Anne-Gaëlle Moulun et Moran Kerinec, collectif Sources

Auteurs et déclarations

27 septembre 2021

Pr Nicolas Georgieff

Lyon, France – Alors que la demande en soins psychiatriques pour les enfants et les adolescents est en hausse, la pédopsychiatrie est touchée par une raréfaction des professionnels. Cette pénurie rallonge les délais de prise en charge.

Le Pr Nicolas Georgieff, chef du pôle Psychiatrie de l’enfant et de l’adolescent (PEA) à l’hôpital du Vinatier à Lyon, chapeaute les unités d’hospitalisation enfants et adolescents, des unités de recours, ainsi qu’une quinzaine de dispositifs ambulatoires (CMP, CATTP, hôpitaux de jour).

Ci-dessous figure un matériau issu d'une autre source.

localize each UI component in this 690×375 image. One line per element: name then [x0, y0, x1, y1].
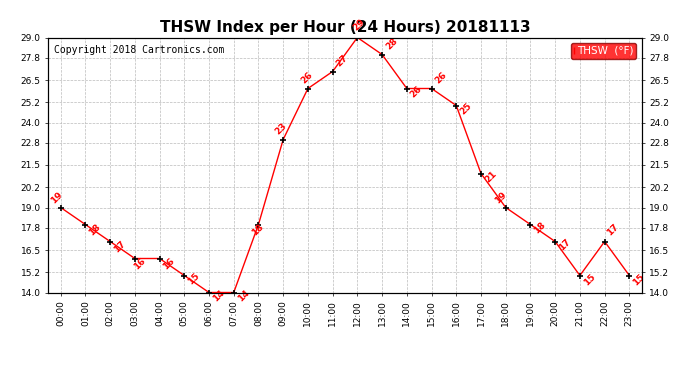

Dans ces services, plus de 300 agents, dont une quarantaine de médecins, suivent plus de 6000 enfants chaque année. Dans le cadre des Assises de la santé mentale et de la psychiatrie des 27 et 28 septembre, il revient, pour Medscape édition française, sur les enjeux actuels de la pédopsychiatrie.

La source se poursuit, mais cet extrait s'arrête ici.